Photo by: Shawn Nix, 2010
Today is a hard day. It's the first anniversary of my mother's death. As I sit back on reflect on the many things my mother wasn't here for this year, my heart swells with grief.
She missed my son's wedding and the happiness of family. She missed my daughter, her youngest grandchild's high school graduation. She missed the birth of my sister's first grandchild. She missed the announcement that this year my son will become a father. She missed holidays and phone calls and conversations where more times than I can count I reached for the phone only to remember there is only silence where once there was advice and love.

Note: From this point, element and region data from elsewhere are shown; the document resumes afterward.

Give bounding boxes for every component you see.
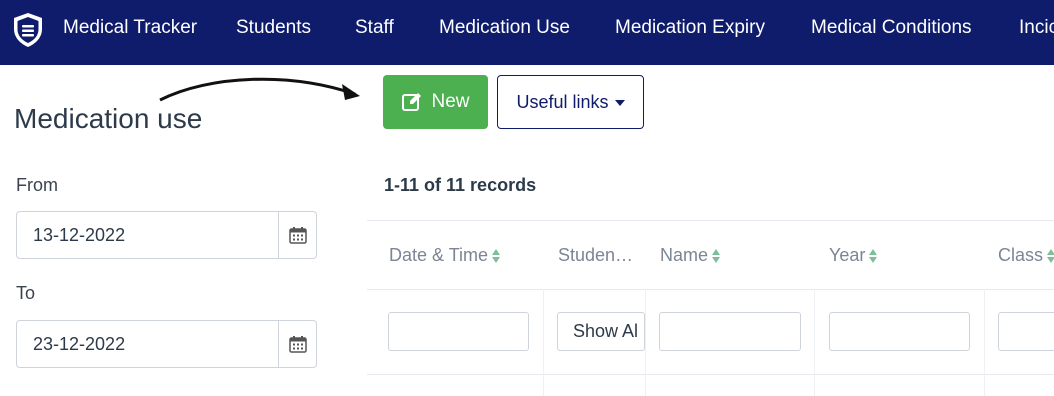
medication-table: Date & Time Studen… Name Year Class Show… <box>367 220 1054 396</box>
year-filter-input[interactable] <box>829 312 970 351</box>
from-calendar-button[interactable] <box>278 212 316 258</box>
student-filter-select[interactable]: Show Al <box>557 312 645 351</box>
column-divider <box>645 289 646 396</box>
calendar-icon <box>288 336 307 353</box>
calendar-icon <box>288 227 307 244</box>
useful-links-label: Useful links <box>516 91 609 112</box>
sort-icon <box>1047 248 1054 263</box>
column-divider <box>543 289 544 396</box>
annotation-arrow <box>159 77 360 102</box>
useful-links-dropdown[interactable]: Useful links <box>497 75 644 129</box>
to-date-input[interactable] <box>17 321 278 367</box>
nav-brand[interactable]: Medical Tracker <box>63 17 197 39</box>
date-time-filter-input[interactable] <box>388 312 529 351</box>
edit-icon <box>402 93 422 111</box>
from-date-input[interactable] <box>17 212 278 258</box>
filter-row: Show Al <box>367 289 1054 375</box>
nav-item-incidents[interactable]: Incic <box>1019 17 1054 39</box>
nav-item-medical-conditions[interactable]: Medical Conditions <box>811 17 972 39</box>
column-header-label: Studen… <box>558 245 634 265</box>
column-header-name[interactable]: Name <box>660 245 721 266</box>
sort-icon <box>712 248 721 263</box>
sort-icon <box>869 248 878 263</box>
name-filter-input[interactable] <box>659 312 801 351</box>
column-header-label: Name <box>660 245 709 265</box>
column-header-year[interactable]: Year <box>829 245 878 266</box>
nav-item-medication-use[interactable]: Medication Use <box>439 17 570 39</box>
top-navbar: Medical Tracker Students Staff Medicatio… <box>0 0 1054 65</box>
from-date-field <box>16 211 317 259</box>
column-header-label: Class <box>998 245 1044 265</box>
to-label: To <box>16 283 36 303</box>
shield-logo-icon[interactable] <box>12 12 44 48</box>
new-button[interactable]: New <box>383 75 488 129</box>
class-filter-input[interactable] <box>998 312 1054 351</box>
to-date-field <box>16 320 317 368</box>
from-label: From <box>16 175 58 195</box>
nav-item-medication-expiry[interactable]: Medication Expiry <box>615 17 765 39</box>
nav-item-staff[interactable]: Staff <box>355 17 394 39</box>
to-calendar-button[interactable] <box>278 321 316 367</box>
sort-icon <box>492 248 501 263</box>
new-button-label: New <box>431 91 470 112</box>
column-header-label: Year <box>829 245 866 265</box>
records-count: 1-11 of 11 records <box>384 175 537 195</box>
column-header-student[interactable]: Studen… <box>558 245 633 266</box>
column-header-class[interactable]: Class <box>998 245 1054 266</box>
caret-down-icon <box>614 100 625 106</box>
nav-item-students[interactable]: Students <box>236 17 311 39</box>
column-divider <box>984 289 985 396</box>
column-divider <box>814 289 815 396</box>
column-header-date-time[interactable]: Date & Time <box>389 245 501 266</box>
column-header-label: Date & Time <box>389 245 489 265</box>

I try not to count the things I miss. The sound of her voice. The smell of her perfume. The way she pursed her mouth when I did something incredibly stupid. The tightness of her arms around my waist. (She was only 4'10"; I'm 5'5".)
It's only after I indulge in my pity party that begin to ruminate on what I feel she has gained, despite my soul numbing pain.
She's no longer a slowly decaying mind trapped in a rapidly failing body. She's no longer alone; my father having died in 1992. Most of her friends have already passed as well (Mom was 94 when she died), so she has plenty of friends to talk with, and family who'd gone on before. Finally, I know she is with our Lord, watching over her family to let us know she's with us even when we feel most alone.
Nothing, no amount of time or distance will ever ease the pain of losing one's parents. Even though I didn't always agree with the things they said, our differences made for lively discussions. Moreover, every day more and more of my friends are losing their parents, creating a generation of lost children, left wondering if there was anything more that needed to have been done.
Every day I wake and I think, "How I wish I could speak to either one of them." Sometimes I sit down and meditate, using my energy to send my wants and needs to the other side. Other days I manage to stumble out of bed and make it through the day without remembering there are no more conversations to be had.
But the bad days aren't as frequent as they used to be, and the okay days seem to fill in nicely at the corners. So, maybe time really does heal all wounds, at least that's what I'm hoping for. In the meantime, I'll go on, because really there is no alternative. I will see them again, one day. When it is my time, we'll all be together again.
Until then, I remember the days that aren't shared so there will be lots to talk about as we enjoy eternity together. That's what really gets me through the days.